What about someone growing their own?

Issue 2 would also allow an Ohioan aged 21 years or older to grow and cultivate six marijuana plants at a time, no license required, with a limit of 12 per household. Home grown marijuana couldn’t be sold under the proposal.

How would recreational marijuana be taxed?

Issue 2 also proposes a 10% sales tax on all recreational marijuana sales. That tax would then go toward four separate buckets of money at the state level in the following manner:

  • 3% of tax proceeds would go toward regulatory services.
  • 36% of proceeds would go to a “cannabis social equity and jobs fund,” which would provide “financial assistance, loans, grants, and technical assistance” to minority or disadvantaged business owners in the recreational marijuana industry, among other things.
  • 36% of proceeds would go toward a local “host community cannabis fund” which would proportionally dole out tax revenue to local governments in communities that host recreational marijuana dispensaries.
  • 25% of tax revenue would go toward “substance abuse and addiction fund to support the efforts of the department of mental health and addiction services to alleviate substance and opiate abuse.”

What does Issue 2 not do?

Issue 2 doesn’t guarantee an Ohioan’s right to smoke marijuana. As with the state’s medicinal program, employers can still enforce a drug-free workplace and landlords can still maintain drug-free properties.

How might Issue 2 change, if it passed?

While the bill lays out plenty of proposals — 41 pages worth — it’s not entirely clear what the state’s final recreational marijuana program would look like. One driving factor in the murkiness is that Issue 2, should it pass in November, would only create a law in the Ohio Revised Code. As such, the law could immediately be altered or rescinded by the Ohio General Assembly, which is Republican-controlled.

This news organization previously reported that there’s a strong appetite among local Republican lawmakers to amend Issue 2, should it pass, for various reasons. One local legislator said they’d support a full repeal.

The other factor providing uncertainty to how Issue 2 might function is that the proposal gives the Department of Commerce the opportunity to unilaterally adopt rules on 22 different topics, ranging from how the department should grant, renew or revoke licenses; how license holders should be punished for breaking the rules; what the industry standards ought to be; and what the THC limit should be for adult-use recreational marijuana products.
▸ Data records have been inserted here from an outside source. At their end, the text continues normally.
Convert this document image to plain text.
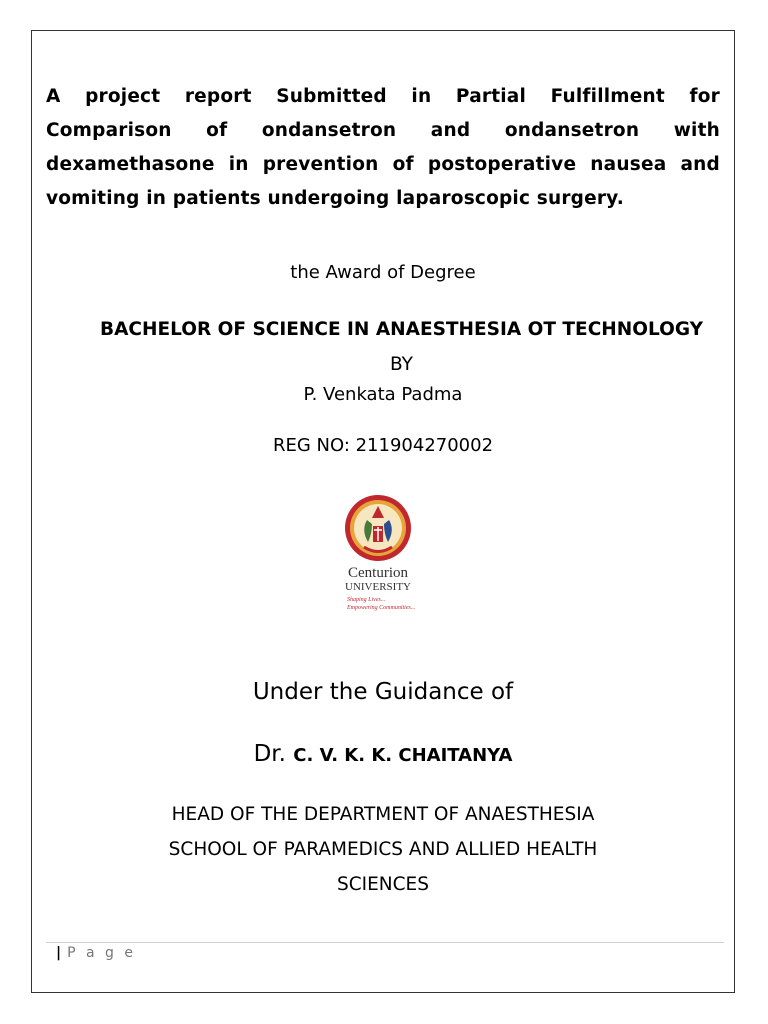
A project report Submitted in Partial Fulfillment for Comparison of ondansetron and ondansetron with dexamethasone in prevention of postoperative nausea and vomiting in patients undergoing laparoscopic surgery.

the Award of Degree

BACHELOR OF SCIENCE IN ANAESTHESIA OT TECHNOLOGY BY

P. Venkata Padma

REG NO: 211904270002

Centurion
UNIVERSITY
Shaping Lives...
Empowering Communities...

Under the Guidance of

Dr. C. V. K. K. CHAITANYA

HEAD OF THE DEPARTMENT OF ANAESTHESIA
SCHOOL OF PARAMEDICS AND ALLIED HEALTH
SCIENCES

| P a g e
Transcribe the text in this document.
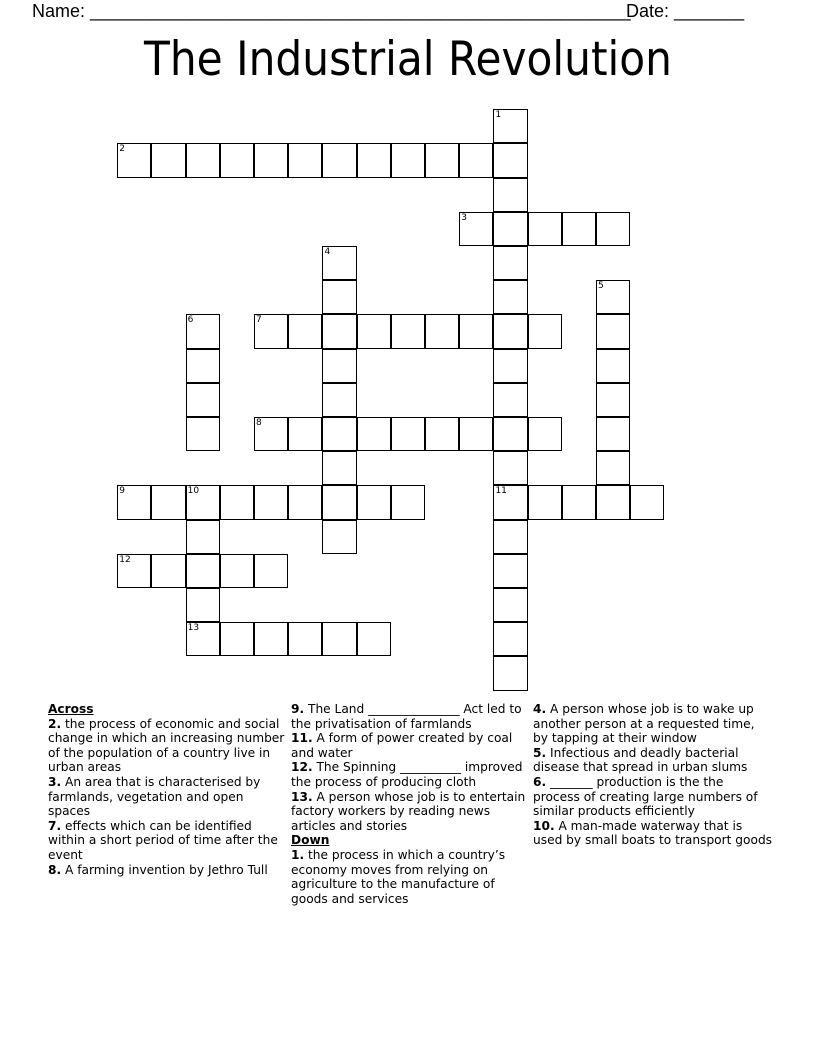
Name: ______________________________________________________
Date: _______
The Industrial Revolution
1
11
2
3
4
5
6	7
8
9	10
13
12
Across
2. the process of economic and social change in which an increasing number of the population of a country live in urban areas
3. An area that is characterised by farmlands, vegetation and open spaces
7. effects which can be identified within a short period of time after the event
8. A farming invention by Jethro Tull
9. The Land _______________ Act led to the privatisation of farmlands
11. A form of power created by coal and water
12. The Spinning __________ improved the process of producing cloth
13. A person whose job is to entertain factory workers by reading news articles and stories
Down
1. the process in which a country’s economy moves from relying on agriculture to the manufacture of goods and services
4. A person whose job is to wake up another person at a requested time, by tapping at their window
5. Infectious and deadly bacterial disease that spread in urban slums
6. _______ production is the the process of creating large numbers of similar products efficiently
10. A man-made waterway that is used by small boats to transport goods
If Issue 2 were to pass, how long would it take for the recreational market to go live?

If a simple majority of Ohio voters approve Issue 2 on Nov. 7, the law would go into effect 30 days later. But, given the slew of regulatory work necessary to get the market off the ground, it might take much longer for the state to execute its first legal recreational sale.

Tom Haren, spokesperson for the Coalition to Regulate Marijuana Like Alcohol, told this news organization that he’d expect the earliest such sale to come around August 2024.

Haren said the biggest concern would be around licensing, but noted that the state already regulates medical marijuana licenses through a provisional license, essentially a background check that allows the state to vet the applicant while the applicant moves forward with hiring employees, beginning construction, etc.; before granting a final certificate of operation.

“It wouldn’t surprise me if that’s the path that the department takes. We’re building on the existing infrastructure, we’re using the same regulators,” Haren said. “So, it wouldn’t surprise me if it built again off of what we already do in our medical program.”